Le train roulait à 90 km/h au moment de l'impact et ralentissait à l'approche d'une gare située quelques centaines de mètres plus loin. Le conducteur a actionné le frein d'urgence, mais n'a pas pu éviter la collision.
En Belgique, une collision entre un train et un bus scolaire à un passage à niveau, mardi matin dans la petite ville belge de Buggenhout, a fait quatre morts et cinq enfants blessés.
"Il s’agit de l’un des pires accidents de l’histoire de la Belgique sur un passage à niveau", a déclaré Thomas Baeken, porte-parole du gestionnaire de l’infrastructure ferroviaire belge Infrabel.
Neuf personnes se trouvaient à bord du minibus, dont sept enfants et deux adultes. Le bus se rendait dans une école pour enfants à besoins spécifiques à Buggenhout.
"Malheureusement, deux enfants ont perdu la vie, un âgé de 12 ans et un autre de 15 ans.
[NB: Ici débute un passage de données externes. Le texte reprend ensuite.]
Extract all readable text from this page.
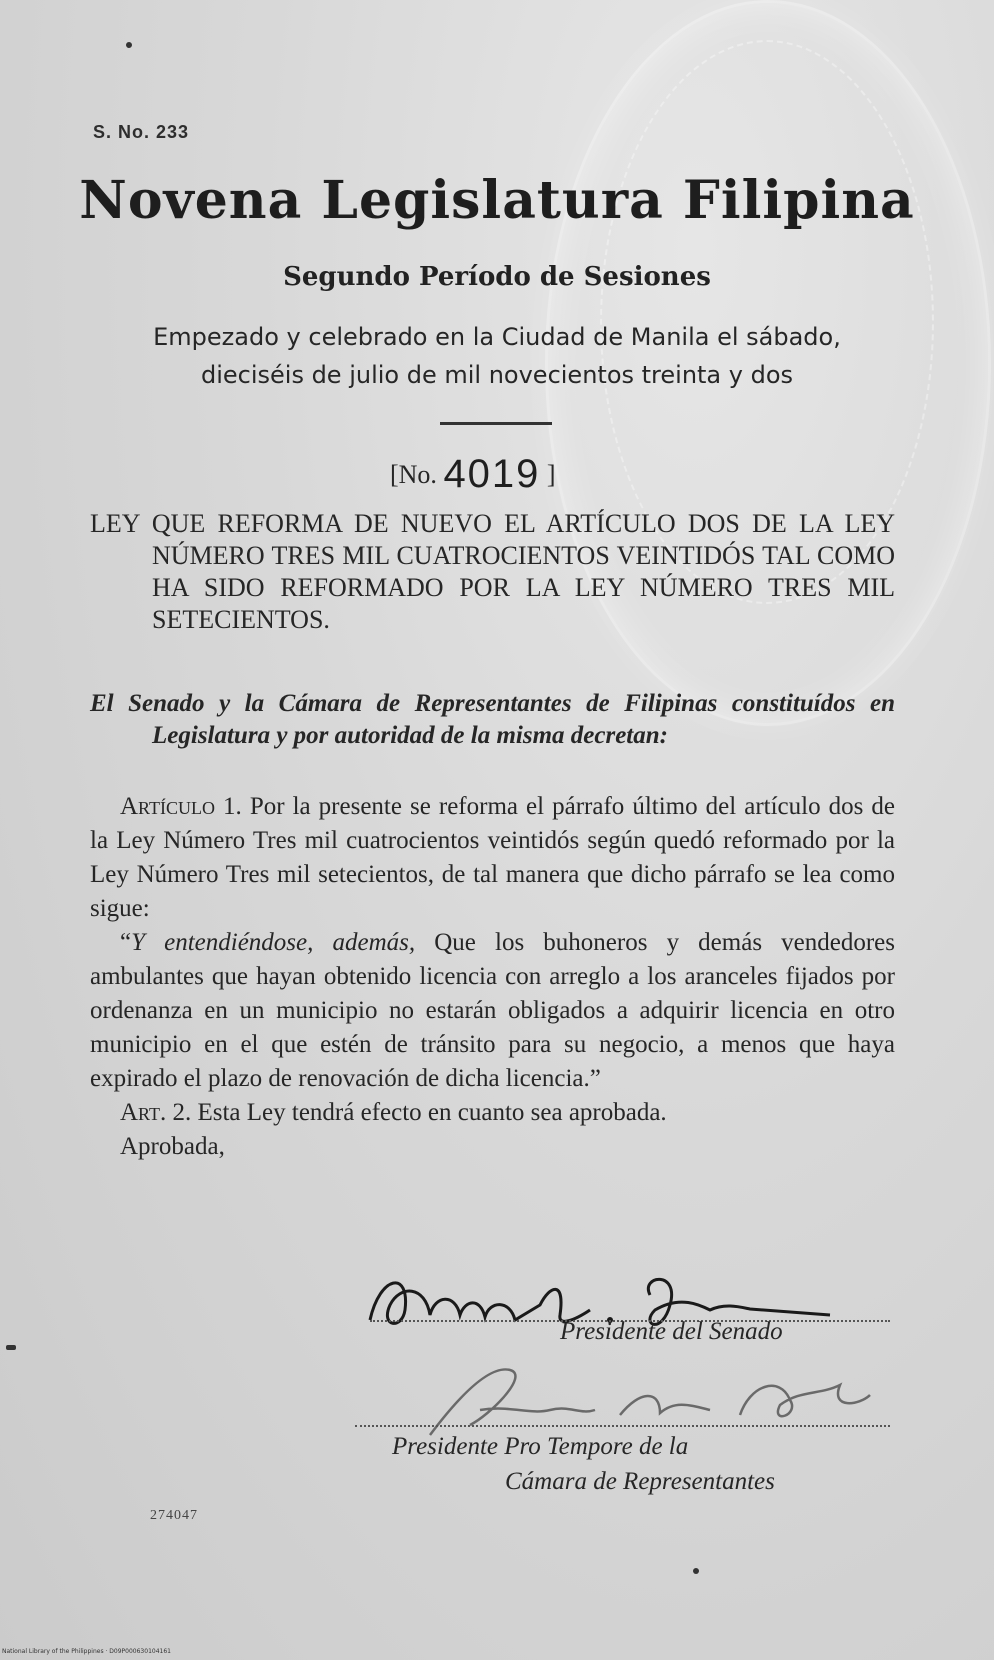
S. No. 233
Novena Legislatura Filipina
Segundo Período de Sesiones
Empezado y celebrado en la Ciudad de Manila el sábado,
dieciséis de julio de mil novecientos treinta y dos
[No. 4019 ]
LEY QUE REFORMA DE NUEVO EL ARTÍCULO DOS DE LA LEY NÚMERO TRES MIL CUATROCIENTOS VEINTIDÓS TAL COMO HA SIDO REFORMADO POR LA LEY NÚMERO TRES MIL SETECIENTOS.
El Senado y la Cámara de Representantes de Filipinas constituídos en Legislatura y por autoridad de la misma decretan:

Artículo 1. Por la presente se reforma el párrafo último del artículo dos de la Ley Número Tres mil cuatrocientos veintidós según quedó reformado por la Ley Número Tres mil setecientos, de tal manera que dicho párrafo se lea como sigue:

“Y entendiéndose, además, Que los buhoneros y demás vendedores ambulantes que hayan obtenido licencia con arreglo a los aranceles fijados por ordenanza en un municipio no estarán obligados a adquirir licencia en otro municipio en el que estén de tránsito para su negocio, a menos que haya expirado el plazo de renovación de dicha licencia.”

Art. 2. Esta Ley tendrá efecto en cuanto sea aprobada.

Aprobada,

Presidente del Senado
Presidente Pro Tempore de la
Cámara de Representantes
274047
National Library of the Philippines · D09P000630104161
Le chauffeur et l’accompagnateur ont également perdu la vie", a indiqué à Euronews la porte-parole de la police fédérale, An Berger.
Les blessés ont été transportés à l’hôpital et leur pronostic vital n’est pas engagé, a-t-elle souligné.
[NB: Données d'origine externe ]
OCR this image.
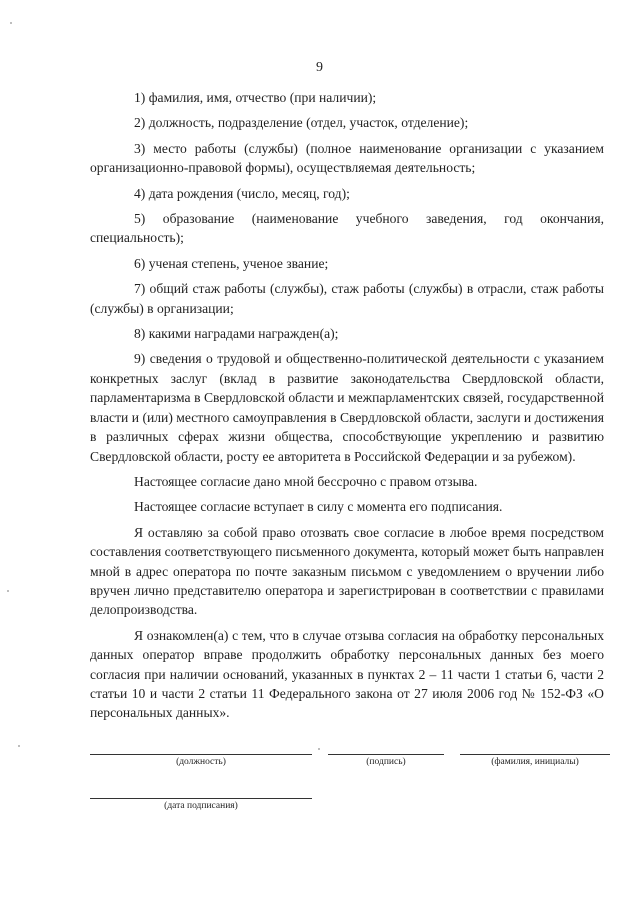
9

1) фамилия, имя, отчество (при наличии);

2) должность, подразделение (отдел, участок, отделение);

3) место работы (службы) (полное наименование организации с указанием организационно-правовой формы), осуществляемая деятельность;

4) дата рождения (число, месяц, год);

5) образование (наименование учебного заведения, год окончания, специальность);

6) ученая степень, ученое звание;

7) общий стаж работы (службы), стаж работы (службы) в отрасли, стаж работы (службы) в организации;

8) какими наградами награжден(а);

9) сведения о трудовой и общественно-политической деятельности с указанием конкретных заслуг (вклад в развитие законодательства Свердловской области, парламентаризма в Свердловской области и межпарламентских связей, государственной власти и (или) местного самоуправления в Свердловской области, заслуги и достижения в различных сферах жизни общества, способствующие укреплению и развитию Свердловской области, росту ее авторитета в Российской Федерации и за рубежом).

Настоящее согласие дано мной бессрочно с правом отзыва.

Настоящее согласие вступает в силу с момента его подписания.

Я оставляю за собой право отозвать свое согласие в любое время посредством составления соответствующего письменного документа, который может быть направлен мной в адрес оператора по почте заказным письмом с уведомлением о вручении либо вручен лично представителю оператора и зарегистрирован в соответствии с правилами делопроизводства.

Я ознакомлен(а) с тем, что в случае отзыва согласия на обработку персональных данных оператор вправе продолжить обработку персональных данных без моего согласия при наличии оснований, указанных в пунктах 2 – 11 части 1 статьи 6, части 2 статьи 10 и части 2 статьи 11 Федерального закона от 27 июля 2006 год № 152-ФЗ «О персональных данных».

(должность)	(подпись)	(фамилия, инициалы)
(дата подписания)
Environ cent passagers se trouvaient à bord du train. Tous ont été évacués et aucun n’a été blessé, a précisé Dimitri Temmerman, porte-parole de la Société nationale des chemins de fer belges (SNCB).
Une enquête a été ouverte pour déterminer les circonstances du drame.
"Au moment de l’impact, le passage à niveau était fermé, ce qui signifie que les feux étaient au rouge et que les barrières étaient baissées", a expliqué Thomas Baeken. " Pourquoi le chauffeur a-t-il quand même traversé ? Nous l’ignorons."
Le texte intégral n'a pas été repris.